Иван Шилов ИА REGNUM
Зулейха открывает глаза

Может ли быть плохая проза хорошей? Вполне. Так благословим же её и поприветствуем… Роман «Зулейха открывает глаза» открывает новую страницу. Чего? Сложно сказать с первого взгляда. Старательные детали. Пружинистая лёгкость повествования. Увлекательность. Выразительность. Графичность. Точней — кинематографичность… Если в первом акте заряжается ружьё, то во втором из леса внезапно выйдет медведь, чтобы съесть ребёнка. А если в избе есть подушки, то в сцене драки с топором они обязательно рвутся и разбрасывают перья. Прямо перед носом читателя. Или это уже таёжный снегопад начинается. А тут и любовная драма на фоне исторической трагедии. Так или иначе — вы не перепутаете. Нужные слова выделены курсивом. Картины написаны густым слоем масла. Можно потрогать страницы и ощутить проступающие буквы. Портреты. Пейзажи. Мысли.
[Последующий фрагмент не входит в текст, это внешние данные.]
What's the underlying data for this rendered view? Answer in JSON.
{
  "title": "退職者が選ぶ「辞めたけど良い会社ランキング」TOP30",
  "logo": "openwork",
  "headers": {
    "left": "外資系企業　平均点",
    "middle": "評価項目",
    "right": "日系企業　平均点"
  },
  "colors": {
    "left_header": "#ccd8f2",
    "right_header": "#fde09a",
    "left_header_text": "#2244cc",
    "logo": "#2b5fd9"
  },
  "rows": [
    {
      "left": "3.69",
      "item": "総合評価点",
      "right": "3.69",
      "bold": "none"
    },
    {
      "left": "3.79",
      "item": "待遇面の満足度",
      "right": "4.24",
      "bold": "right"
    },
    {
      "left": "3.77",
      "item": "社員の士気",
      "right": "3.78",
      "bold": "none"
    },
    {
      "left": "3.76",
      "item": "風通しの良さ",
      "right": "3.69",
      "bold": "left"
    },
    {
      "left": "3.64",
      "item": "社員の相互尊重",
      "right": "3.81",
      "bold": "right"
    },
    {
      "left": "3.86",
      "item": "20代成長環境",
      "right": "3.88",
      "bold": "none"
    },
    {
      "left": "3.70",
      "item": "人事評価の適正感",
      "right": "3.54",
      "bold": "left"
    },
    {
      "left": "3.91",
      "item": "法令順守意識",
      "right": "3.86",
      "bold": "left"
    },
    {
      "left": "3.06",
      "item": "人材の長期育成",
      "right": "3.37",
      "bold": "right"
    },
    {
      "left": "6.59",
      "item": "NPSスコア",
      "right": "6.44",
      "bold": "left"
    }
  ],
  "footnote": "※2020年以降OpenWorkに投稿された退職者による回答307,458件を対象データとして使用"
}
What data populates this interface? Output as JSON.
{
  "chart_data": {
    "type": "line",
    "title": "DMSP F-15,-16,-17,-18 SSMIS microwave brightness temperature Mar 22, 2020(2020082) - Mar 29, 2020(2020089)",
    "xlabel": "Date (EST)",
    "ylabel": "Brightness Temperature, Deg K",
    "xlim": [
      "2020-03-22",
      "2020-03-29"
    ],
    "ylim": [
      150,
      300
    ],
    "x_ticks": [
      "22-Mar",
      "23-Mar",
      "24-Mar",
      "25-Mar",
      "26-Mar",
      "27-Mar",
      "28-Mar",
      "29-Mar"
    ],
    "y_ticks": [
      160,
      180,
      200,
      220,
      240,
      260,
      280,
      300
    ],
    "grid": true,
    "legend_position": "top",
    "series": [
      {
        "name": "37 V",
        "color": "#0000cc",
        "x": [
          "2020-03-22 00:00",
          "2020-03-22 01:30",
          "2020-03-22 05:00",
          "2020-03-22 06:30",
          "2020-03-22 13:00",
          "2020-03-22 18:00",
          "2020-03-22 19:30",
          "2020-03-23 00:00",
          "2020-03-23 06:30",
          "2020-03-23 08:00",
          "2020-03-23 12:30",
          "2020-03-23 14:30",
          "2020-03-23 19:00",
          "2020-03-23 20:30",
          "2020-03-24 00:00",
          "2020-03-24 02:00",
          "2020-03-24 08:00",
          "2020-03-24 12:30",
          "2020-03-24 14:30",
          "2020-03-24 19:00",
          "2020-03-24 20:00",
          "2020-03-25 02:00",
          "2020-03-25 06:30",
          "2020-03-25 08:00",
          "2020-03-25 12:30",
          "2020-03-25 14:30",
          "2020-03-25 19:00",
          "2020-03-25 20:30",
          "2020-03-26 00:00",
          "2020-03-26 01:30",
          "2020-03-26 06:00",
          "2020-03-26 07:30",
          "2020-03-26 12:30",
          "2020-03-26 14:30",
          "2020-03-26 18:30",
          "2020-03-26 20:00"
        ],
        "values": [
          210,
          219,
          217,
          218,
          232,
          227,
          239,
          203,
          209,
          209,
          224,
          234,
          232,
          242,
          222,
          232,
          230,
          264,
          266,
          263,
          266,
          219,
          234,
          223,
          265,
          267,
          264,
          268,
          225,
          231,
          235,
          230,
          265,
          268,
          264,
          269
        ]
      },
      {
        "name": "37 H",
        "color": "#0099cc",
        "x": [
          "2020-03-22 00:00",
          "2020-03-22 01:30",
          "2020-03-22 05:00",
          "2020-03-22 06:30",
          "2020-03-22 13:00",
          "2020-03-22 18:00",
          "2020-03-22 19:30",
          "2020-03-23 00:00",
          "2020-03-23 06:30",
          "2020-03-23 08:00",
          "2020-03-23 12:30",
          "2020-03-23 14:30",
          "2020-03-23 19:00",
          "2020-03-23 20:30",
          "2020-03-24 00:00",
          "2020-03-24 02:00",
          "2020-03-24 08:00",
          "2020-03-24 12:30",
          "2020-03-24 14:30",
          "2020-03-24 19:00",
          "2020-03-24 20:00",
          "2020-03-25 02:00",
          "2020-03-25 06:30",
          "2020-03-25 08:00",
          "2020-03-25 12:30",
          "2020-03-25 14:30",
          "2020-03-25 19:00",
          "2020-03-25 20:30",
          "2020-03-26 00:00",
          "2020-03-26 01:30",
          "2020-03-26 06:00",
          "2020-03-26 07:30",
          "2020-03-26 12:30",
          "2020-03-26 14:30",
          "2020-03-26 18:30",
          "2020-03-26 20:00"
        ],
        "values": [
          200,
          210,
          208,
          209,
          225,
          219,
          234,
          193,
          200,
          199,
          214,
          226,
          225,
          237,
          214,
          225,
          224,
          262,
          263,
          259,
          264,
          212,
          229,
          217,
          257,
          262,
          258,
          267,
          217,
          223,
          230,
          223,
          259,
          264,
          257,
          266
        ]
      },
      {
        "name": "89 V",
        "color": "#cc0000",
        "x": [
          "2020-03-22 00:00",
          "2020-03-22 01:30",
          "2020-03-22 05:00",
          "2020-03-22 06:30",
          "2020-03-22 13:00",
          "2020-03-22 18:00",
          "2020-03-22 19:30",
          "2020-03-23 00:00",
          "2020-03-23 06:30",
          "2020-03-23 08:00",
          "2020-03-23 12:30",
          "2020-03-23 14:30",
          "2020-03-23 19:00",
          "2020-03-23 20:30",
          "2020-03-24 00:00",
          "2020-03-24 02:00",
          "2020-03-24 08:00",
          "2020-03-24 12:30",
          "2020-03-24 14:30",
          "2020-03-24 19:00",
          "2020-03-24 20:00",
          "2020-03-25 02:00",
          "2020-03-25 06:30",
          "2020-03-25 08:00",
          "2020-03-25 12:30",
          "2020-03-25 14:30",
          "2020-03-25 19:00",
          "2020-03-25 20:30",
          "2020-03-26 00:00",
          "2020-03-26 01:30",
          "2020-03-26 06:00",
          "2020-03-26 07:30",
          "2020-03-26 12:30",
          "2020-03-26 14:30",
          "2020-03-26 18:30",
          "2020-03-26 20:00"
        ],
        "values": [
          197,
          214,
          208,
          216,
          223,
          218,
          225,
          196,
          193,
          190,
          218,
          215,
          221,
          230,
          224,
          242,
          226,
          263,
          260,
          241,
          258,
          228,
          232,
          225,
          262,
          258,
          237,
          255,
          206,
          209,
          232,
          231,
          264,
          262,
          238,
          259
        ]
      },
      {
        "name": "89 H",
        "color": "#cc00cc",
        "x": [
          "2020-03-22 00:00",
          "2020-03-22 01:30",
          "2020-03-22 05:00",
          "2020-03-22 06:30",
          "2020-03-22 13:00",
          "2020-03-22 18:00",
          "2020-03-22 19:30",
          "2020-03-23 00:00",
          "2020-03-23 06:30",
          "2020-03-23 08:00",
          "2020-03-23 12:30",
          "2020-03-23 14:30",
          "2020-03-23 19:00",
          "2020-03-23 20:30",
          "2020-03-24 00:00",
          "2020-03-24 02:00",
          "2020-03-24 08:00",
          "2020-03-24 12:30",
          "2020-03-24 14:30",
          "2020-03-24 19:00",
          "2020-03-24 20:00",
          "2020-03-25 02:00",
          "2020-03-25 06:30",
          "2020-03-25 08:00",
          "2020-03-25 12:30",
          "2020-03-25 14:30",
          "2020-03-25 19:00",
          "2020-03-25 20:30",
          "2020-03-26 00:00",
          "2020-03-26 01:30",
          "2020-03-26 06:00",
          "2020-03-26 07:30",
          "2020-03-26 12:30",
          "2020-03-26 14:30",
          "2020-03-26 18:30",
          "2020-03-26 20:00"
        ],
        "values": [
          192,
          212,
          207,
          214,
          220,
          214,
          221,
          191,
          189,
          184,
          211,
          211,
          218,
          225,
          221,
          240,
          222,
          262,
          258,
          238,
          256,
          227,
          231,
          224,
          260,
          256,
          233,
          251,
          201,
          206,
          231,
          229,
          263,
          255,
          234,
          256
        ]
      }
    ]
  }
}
Иногда возникает ощущение «золотого сечения», настолько тщательно и правильно выписано всё, что нужно. Или, если угодно, шедевра, который сочинён музыкальным автоматом с заложенными в него программами успешного произведения. Штырьки и дырочки стоят в правильных местах. Всё работает. Шестеренки сюжета исправно вращаются, обильно смазанные мелодраматически-глицериновыми слезами… Могло ли быть иначе? Проза Платонова (который что-то знал тоже про это время) оказывается на вкус и цвет шершавой, неуклюжей, блаженно косноязычной, то есть не всегда даже понятно, за кого он на самом деле. Страшный грех по нынешним временам. И читать её как-то почти неудобно, что ли… Стыдно. Вроде бы и морали даже нет в конце. И обязательных сцен. И диалоги не всегда очень интересные. И плохие люди не всегда матерятся, да и интеллигенты не всегда прекрасно говорят на европейских языках.
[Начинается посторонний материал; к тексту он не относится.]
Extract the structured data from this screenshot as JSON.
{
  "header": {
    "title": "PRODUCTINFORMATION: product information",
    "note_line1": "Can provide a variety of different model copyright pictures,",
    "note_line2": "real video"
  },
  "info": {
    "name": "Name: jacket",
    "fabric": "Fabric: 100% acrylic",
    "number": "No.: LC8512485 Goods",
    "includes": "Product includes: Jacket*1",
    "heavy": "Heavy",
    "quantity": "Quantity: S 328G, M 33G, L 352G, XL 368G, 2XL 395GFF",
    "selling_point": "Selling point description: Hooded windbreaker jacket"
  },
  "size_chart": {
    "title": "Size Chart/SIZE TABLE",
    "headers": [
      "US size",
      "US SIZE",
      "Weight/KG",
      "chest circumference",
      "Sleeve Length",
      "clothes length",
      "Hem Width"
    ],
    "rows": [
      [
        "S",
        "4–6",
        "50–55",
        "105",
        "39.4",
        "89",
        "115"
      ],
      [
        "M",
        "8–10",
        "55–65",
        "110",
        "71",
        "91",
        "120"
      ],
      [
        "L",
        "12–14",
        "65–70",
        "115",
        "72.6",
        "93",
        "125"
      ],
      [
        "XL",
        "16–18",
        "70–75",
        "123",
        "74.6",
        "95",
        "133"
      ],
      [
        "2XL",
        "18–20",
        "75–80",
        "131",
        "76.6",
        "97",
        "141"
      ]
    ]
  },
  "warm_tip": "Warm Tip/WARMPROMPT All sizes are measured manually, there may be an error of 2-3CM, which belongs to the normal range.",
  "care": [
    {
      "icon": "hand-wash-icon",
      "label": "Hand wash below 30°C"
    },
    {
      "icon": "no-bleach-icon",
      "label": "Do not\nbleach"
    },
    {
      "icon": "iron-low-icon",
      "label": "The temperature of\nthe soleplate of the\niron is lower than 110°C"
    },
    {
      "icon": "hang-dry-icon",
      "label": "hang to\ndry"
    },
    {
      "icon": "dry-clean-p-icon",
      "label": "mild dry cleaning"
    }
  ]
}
А этот роман читать очень удобно. Он сам помогает быть прочитанным. Бросается в глаза. Несётся, как бобслейная трасса, увлекая по своим замысловатым горкам и поворотам. Блеск! Нас бросает то в жар, то в холод. Это что-то очень напоминает. Только что?.. А не прекрасный ли сериал? Много было снято таких в последние годы по спорным мотивам отечественной истории. Вообще, «сцена», «сценарий» — возможно, ключевые слова для прочтения этого романа. Так и видятся уже рвущиеся к съемкам актёры училищ.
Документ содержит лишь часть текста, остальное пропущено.